Shakespeare 123

By Martha C. Nussbaum,
The New Republic, May 7, 2008

Edited by Andy Ross

Shakespeare the Thinker
By A.D. Nuttall
Yale University Press, 428 pages

Shakespeare's Philosophy: Discovering the Meaning Behind the Plays
By Colin McGinn
Harper Perennial, 230 pages

Double Vision: Moral Philosophy and Shakespearean Drama
By Tzachi Zamir
Princeton University Press, 234 pages

A philosopher's study of Shakespeare should really do philosophy, and not just allude to familiar philosophical ideas and positions. It should also illuminate the world of the plays and offer some account of why we need to turn to Shakespeare.

To be fair, A.D. Nuttall was not a philosopher but a literary critic. It is not surprising that his book contributes nothing of original philosophical interest.

Colin McGinn's book is the book of a real philosopher. Still, it is all at the level of Phil 101. McGinn does not offer anything subtle or new. McGinn has no new or convincing readings of the plays he tackles. McGinn already knows what to think about the philosophical issues, and he is pleased to find confirmation in Shakespeare.

The most distinguished Anglo-American philosophical writing on Shakespeare in recent years may be found in the work of Stanley Cavell. However, his readings of Shakespeare tend to confirm the philosophical notions for which he has already argued independently, in readings of Wittgenstein, Descartes, and other philosophers.

Tzachi Zamir's new book is head and shoulders above its rivals. A first book by a young Israeli philosopher, Double Vision stands comparison with Cavell for philosophical subtlety and insight. Zamir writes with an evocative grace that shows a deep emotional response to literature and a sense of its complexities and its mysteries.

Zamir says why it is important to turn to literary works for philosophical guidance. Literary works offer their readers a range of experiences that philosophical prose cannot provide. Some of these experiences are varieties of emotional response. Some are experiences of dislocation and a loss of meaning. Some are of losing a sense of meaning and then finding it again. Some are of not being able to figure out who or what a certain person is. And some just follow the trajectory of a human relationship.

So literature portrays and dissects a wide range of human experiences. With Shakespeare, we find again and again that the shaping of plot and the resources of language are used to construct and then to deepen a set of these experiences in ways that provide resources for knowledge.

At the heart of Zamir's book are three chapters on erotic love in Romeo and Juliet, Antony and Cleopatra, and Othello. He prefaces his readings by pointing to the great difficulties that philosophy has had investigating love.

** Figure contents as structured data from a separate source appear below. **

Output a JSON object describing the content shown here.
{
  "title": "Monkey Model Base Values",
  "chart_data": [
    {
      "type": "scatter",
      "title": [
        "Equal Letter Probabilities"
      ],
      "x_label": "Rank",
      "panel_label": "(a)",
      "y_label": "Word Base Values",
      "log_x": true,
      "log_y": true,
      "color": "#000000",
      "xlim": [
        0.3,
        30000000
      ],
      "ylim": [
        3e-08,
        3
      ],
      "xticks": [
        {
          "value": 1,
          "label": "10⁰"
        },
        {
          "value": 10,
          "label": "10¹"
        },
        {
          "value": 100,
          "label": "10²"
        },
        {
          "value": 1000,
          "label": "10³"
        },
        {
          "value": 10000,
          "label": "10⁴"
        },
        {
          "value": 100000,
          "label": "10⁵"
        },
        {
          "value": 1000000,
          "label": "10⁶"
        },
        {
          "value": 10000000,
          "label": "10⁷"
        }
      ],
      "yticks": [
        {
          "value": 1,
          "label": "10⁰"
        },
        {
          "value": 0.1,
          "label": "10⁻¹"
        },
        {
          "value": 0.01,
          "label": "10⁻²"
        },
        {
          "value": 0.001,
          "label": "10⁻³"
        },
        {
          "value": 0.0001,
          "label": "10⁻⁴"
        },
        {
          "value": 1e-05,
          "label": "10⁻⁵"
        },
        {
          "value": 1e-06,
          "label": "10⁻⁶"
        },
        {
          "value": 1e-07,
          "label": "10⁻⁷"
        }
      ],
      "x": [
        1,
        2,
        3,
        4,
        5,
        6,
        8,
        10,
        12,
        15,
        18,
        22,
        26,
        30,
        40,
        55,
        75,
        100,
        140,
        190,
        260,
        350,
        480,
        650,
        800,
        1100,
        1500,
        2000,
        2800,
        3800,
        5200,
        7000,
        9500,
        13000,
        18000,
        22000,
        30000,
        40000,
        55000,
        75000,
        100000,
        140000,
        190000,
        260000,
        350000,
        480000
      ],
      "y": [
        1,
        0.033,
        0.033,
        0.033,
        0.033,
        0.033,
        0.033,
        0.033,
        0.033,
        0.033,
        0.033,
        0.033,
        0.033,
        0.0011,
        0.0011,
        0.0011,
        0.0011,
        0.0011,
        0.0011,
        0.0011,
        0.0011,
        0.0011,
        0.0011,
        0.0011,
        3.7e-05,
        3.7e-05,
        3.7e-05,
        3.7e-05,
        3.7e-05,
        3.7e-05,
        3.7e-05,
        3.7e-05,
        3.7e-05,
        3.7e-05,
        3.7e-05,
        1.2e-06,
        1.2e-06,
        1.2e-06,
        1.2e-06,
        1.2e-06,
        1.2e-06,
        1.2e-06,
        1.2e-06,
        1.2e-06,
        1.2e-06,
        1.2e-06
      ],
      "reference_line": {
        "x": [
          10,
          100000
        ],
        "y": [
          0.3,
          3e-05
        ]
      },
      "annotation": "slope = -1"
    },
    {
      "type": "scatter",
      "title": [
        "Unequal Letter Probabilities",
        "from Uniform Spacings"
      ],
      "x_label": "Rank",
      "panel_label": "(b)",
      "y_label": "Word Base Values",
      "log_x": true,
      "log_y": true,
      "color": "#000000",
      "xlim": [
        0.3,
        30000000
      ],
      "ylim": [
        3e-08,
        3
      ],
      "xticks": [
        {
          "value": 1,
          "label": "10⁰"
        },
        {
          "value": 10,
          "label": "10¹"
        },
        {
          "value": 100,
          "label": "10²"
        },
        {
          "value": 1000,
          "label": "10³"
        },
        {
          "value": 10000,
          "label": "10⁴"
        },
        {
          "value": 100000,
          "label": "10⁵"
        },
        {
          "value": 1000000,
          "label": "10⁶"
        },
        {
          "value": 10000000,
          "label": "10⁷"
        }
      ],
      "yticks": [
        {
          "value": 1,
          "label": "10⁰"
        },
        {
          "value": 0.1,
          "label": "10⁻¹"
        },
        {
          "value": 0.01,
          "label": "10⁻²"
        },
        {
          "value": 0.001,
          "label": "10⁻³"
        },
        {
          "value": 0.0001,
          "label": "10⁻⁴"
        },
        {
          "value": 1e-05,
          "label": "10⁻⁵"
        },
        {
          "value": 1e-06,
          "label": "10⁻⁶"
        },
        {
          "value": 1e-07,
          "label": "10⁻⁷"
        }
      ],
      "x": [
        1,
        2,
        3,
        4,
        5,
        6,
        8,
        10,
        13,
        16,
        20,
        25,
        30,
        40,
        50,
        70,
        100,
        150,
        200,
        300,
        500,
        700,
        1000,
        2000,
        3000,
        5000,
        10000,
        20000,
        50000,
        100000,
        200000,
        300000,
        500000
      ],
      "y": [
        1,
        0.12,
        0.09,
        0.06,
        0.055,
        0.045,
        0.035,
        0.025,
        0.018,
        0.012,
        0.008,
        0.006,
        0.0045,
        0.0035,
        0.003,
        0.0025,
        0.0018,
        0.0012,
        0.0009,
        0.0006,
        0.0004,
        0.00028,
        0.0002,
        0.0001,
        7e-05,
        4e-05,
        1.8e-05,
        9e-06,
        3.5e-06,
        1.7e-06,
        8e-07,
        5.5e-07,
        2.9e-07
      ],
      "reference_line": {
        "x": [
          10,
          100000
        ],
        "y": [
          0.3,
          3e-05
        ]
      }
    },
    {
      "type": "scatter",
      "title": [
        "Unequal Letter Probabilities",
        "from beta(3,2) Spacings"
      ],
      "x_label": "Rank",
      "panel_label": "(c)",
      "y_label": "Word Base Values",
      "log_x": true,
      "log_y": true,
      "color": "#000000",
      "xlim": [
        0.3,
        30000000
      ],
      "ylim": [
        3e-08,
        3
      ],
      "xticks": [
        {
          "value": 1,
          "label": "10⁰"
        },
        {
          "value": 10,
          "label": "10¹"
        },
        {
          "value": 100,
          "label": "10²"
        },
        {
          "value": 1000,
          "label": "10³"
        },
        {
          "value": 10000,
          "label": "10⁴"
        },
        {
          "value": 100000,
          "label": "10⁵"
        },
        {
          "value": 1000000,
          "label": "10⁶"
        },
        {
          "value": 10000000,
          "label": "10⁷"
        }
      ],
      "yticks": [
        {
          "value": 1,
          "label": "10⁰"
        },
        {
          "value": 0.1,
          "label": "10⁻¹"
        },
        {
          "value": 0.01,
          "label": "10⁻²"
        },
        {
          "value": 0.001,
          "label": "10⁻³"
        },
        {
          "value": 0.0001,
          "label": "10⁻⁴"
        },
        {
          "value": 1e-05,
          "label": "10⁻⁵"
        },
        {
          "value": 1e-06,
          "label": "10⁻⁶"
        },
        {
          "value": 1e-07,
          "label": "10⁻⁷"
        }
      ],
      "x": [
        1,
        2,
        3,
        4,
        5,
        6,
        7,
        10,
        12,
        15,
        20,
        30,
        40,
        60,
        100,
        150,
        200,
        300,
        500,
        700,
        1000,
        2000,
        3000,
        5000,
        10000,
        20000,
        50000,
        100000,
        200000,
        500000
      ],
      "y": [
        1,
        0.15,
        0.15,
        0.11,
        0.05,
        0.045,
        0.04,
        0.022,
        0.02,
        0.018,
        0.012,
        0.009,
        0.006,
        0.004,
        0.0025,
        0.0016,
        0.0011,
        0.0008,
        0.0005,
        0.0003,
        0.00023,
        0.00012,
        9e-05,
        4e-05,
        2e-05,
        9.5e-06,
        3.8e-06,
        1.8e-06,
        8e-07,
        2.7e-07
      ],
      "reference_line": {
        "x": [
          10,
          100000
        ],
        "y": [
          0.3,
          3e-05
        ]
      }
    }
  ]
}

Romeo and Juliet conveys the hyperbolic, extravagant character of young love, with its search for a transcendence. This sort of love, Zamir shows, works by distancing reality. Since it is determined to rise above the earth, it is also lacking in particularity. Juliet is an abstract image, an angel, and neither Romeo nor the audience knows a great deal about her earthly attributes.

Antony and Cleopatra depicts mature love between people who have no project of transcending human life, because they are taking too much pleasure in life as it is. Antony knows how to make contact with Cleopatra through insults and she knows how to turn a story about a fishhook into a running joke. All this suggests a romance that structures itself through life and the daily pleasures it affords.

Romeo and Juliet's love transfigured the world by raising love into the heavens. Antony and Cleopatra transfigure the world from within, making each daily experience more vivid, funny, and surprising. Zamir argues that philosophical prose cannot convey the quirky and uneven nature of this type of love.

In Othello, Zamir finds a love that is tragic at its core, because of one party's determination to see and to deeply love, and the other party's horror of being seen and being deeply loved. Othello, Zamir argues, has become deeply invested in seeing himself as identical with his heroic role. The vulnerable shapeless person within has been concealed by that construction. Desdemona sees past the persona to the self within.

Zamir's reading is strong in explaining Othello's odd and disjointed language in the murder scene. He speaks in strange third-person abstractions. Above all, Zamir makes sense of Othello's obsession with extinguishing Desdemona's vision.

Double Vision is quite a brilliant book.